The overall performance or accuracy of a classification procedure can be described in terms of the percentage of sites classified correctly (Lillesand and Kiefer, 1987, p. 692-694). A correctly classified site is one in which the same ET unit is assigned both through field observation and by the classification procedure. An assessment of the accuracy of the final ET-unit classification is presented as a contingency table (table 5). The table shows the number of sites assigned to each ET unit by field observation (row) and by classification (column). The value "14" given in the row-column combination of SGV (sparse grassland vegetation) in table 5 indicates that 14 of the evaluated sites were assigned to SGV (sparse grassland vegetation) both by field observation and by classification. The three values of "1" in this same row indicate that three additional sites were assigned to SGV by field observation but were assigned incorrectly to DWV (dense wetland vegetation), DMV (dense meadow vegetation), and DGV (dense grassland vegetation) by classification. On the basis of this example, 14 of the 17 sites assigned to SGV by field observation also were assigned by classification to SGV for an accuracy of 82 percent. The performance of the classification procedure for individual ET units ranged from 67 to 100 percent (table 5). The overall performance of the assessment is 86.6 percent, where performance is defined as the ratio of the number of sites assigned correctly by classification (26) to the total number of sites evaluated (30). This performance is within the acceptable limit (85 percent or greater) established by Anderson and others (1976, p. 5).

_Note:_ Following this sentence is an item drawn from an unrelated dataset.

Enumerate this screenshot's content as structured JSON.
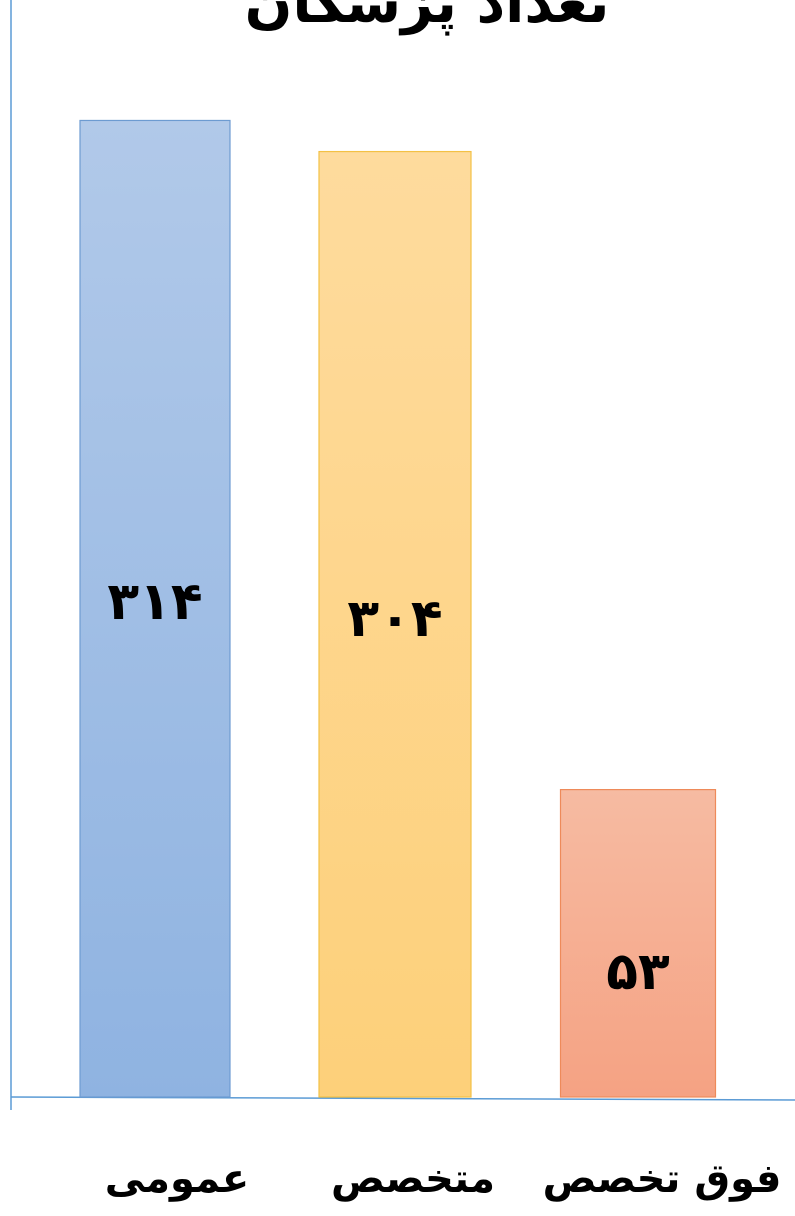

Table 5 indicates that the lowest performing class is dense meadow vegetation (DMV, table 3). The low performance of this class could be related to the limited number of sites evaluated (3), or rather may be attributed to the class being comprised largely of mixed vegetation covers--trees, shrubs, and grasses. The mixed and differing vegetation associated within this class yield a less distinctly defined spectral cluster (fig. 7, cluster 2) making its classification more ambiguous. The discrepancy between the observed and classified site assignments is considered acceptable because both procedures assigned the site in question to a unit of dense vegetation -- dense wetland vegetation (DWV) by classification and dense meadows vegetation (DMV) by observation. The average of the individual class performances is 91.5 percent (table 5), also suggesting an acceptable ET-unit classification of the Ash Meadows area.